Neither team led by more than six. Neither team did the sport of basketball any aesthetic favors. There were rocks off the glass and rim-chipping bricks. LeBron airballed a three, Ramon Sessions countered with an airball of his own. There were unforced turnovers, botched rebounds and blown defensive assignments as both teams fought their own physical and mental exhaustion in a series that was far longer and more emotionally-charged than anyone on either side anticipated.


In that spirit, both teams missed a chance to win the game with less than 10 seconds remaining in the fourth quarter. In overtime, even the Miami crowd struggled to keep up its intensity, the scoreboard inciting the fans to make noise, and receiving diminishing returns each time.


In Cleveland, you were waiting for LeBron to make a bucket, or Bosh, or Wade, or someone. A kickout to Mike Miller for a three. Someone had to insert the dagger. But the Heat kept forcing up bad shots, and the Cavs did just enough right to arrive inside of 24 seconds with a 112-112 tie and the ball.


Gibson's perplexing three-point attempt sailed off the mark and carmoed off several players before ending up in the hands of Hickson. For the first time since his rookie year, the pump-fake move that had been his crutch for much of his first couple of seasons actually worked. He drew Bosh's sixth foul and managed to chuck the ball high enough that it bounced off the rim and fell in with 10.7 seconds to play. The subsequent made free-throw put the Cavs up by three.

 
Miami spent what seemed like half an hour trying to diagram a play for the final seconds, and all it netted was LeBron James, above the key, dribbing the clock down to three seconds before jab-stepping and hoisting a 35-foot three-ball that missed wide left at the buzzer.


The Cavs bench raced toward their teammates on the floor, interlocking in a mass-embrace by the scorer's table, jumping in unison. Impossible achieved. World shocked.


Scott raced toward his team and was eventually mobbed by a hobbled Varejao in street clothes, assaulting his coach in much the same way a St.
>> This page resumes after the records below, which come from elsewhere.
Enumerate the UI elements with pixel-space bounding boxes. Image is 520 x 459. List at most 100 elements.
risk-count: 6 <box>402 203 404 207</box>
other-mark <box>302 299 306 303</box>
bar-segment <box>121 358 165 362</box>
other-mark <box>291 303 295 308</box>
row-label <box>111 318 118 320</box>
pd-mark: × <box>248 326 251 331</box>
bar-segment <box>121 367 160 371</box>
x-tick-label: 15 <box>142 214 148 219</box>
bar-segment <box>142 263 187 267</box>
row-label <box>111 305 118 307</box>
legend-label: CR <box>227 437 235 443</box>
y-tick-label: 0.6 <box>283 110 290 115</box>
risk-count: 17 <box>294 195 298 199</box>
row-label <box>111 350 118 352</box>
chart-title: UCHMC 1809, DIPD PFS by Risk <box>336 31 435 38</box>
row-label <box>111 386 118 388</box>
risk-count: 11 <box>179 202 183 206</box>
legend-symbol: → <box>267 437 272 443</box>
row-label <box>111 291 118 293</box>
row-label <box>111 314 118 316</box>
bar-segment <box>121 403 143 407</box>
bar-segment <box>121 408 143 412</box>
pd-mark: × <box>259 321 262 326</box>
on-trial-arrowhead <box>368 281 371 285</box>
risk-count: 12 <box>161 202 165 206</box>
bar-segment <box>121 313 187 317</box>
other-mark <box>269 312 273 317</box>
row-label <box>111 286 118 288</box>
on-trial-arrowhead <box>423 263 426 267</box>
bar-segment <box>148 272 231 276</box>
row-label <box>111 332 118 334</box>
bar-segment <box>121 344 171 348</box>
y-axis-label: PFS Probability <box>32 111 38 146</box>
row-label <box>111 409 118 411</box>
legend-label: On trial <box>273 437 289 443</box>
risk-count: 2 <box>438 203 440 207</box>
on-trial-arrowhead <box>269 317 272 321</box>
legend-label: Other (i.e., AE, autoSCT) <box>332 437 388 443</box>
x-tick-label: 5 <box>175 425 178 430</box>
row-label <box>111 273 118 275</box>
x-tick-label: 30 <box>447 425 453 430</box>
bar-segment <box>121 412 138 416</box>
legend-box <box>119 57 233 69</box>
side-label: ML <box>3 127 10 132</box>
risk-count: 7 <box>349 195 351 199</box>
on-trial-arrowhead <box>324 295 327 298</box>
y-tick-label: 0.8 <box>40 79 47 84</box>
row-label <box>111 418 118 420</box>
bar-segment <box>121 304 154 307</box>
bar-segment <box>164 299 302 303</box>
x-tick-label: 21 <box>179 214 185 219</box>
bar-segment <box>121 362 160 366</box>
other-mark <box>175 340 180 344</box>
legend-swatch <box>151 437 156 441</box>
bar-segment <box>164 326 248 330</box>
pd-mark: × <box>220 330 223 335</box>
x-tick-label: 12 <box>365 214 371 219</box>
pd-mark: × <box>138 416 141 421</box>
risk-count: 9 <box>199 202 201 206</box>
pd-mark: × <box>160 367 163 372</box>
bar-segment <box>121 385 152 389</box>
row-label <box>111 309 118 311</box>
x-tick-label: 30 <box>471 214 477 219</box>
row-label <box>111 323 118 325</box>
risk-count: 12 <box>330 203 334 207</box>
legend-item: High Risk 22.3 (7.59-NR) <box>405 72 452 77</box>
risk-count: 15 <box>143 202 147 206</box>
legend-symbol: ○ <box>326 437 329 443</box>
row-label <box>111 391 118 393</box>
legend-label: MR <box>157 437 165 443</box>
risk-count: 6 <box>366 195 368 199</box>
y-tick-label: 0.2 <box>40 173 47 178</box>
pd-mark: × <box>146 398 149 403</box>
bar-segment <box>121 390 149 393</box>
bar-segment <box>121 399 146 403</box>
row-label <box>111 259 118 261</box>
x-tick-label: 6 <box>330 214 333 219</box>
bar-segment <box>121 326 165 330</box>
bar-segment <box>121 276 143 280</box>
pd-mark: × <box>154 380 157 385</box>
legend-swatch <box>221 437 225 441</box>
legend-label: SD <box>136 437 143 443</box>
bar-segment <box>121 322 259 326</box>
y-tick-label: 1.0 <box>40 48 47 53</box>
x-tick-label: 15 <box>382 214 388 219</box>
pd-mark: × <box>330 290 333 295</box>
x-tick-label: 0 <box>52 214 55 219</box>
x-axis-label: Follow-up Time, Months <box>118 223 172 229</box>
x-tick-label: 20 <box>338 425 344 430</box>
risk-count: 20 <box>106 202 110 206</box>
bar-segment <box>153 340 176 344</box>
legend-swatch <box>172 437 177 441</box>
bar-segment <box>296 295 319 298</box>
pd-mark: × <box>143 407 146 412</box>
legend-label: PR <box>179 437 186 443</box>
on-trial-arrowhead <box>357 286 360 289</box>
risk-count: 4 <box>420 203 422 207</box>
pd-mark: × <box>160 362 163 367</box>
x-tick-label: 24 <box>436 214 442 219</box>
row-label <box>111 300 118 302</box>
Bernard assaults his owner after a long day at work.


"I have no words right now," Scott later told reporters. "Thirty years in this game, multiple NBA titles, two Finals as a coach. And I've never been a part of anything like this. It's just incredible."


On the other side, Wade sat on the Miami bench and maintained a glassy-eyed stare at the floor for about 20 minutes after the final buzzer. LeBron stormed off the court for the fourth straight year, offered the Cavs no handshake, and only made a 90-second appearance for the media about an hour after the game ended. But he did keep his jersey on, breaking from his Cleveland tradition of yanking his jersey off immediately following an elimination loss.

"We lost. I got nothing else to break it down for you," he explained in a curt tone during his brief media session. "Maybe we're supposed to learn a lesson that we haven't learned yet. I don't know."


LeBron is starting another long summer, kicked off by his most humiliating playoff loss to date, where he will have to digest and meditate on what just happened. The Cavs? They have no such time. An hour after the game ended, as LeBron was delivering his comments to the rolling cameras, the Cavs were already packed and preparing to leave for the airport.

No time to party on South Beach for Scott's gang. They have a second-round date with the winner of the Atlanta-Chicago series to prepare for.
Tomorrow is another day of practice for the Cavs at Cleveland Clinic Courts.

In the NBA playoffs, normalcy is the reward for winning.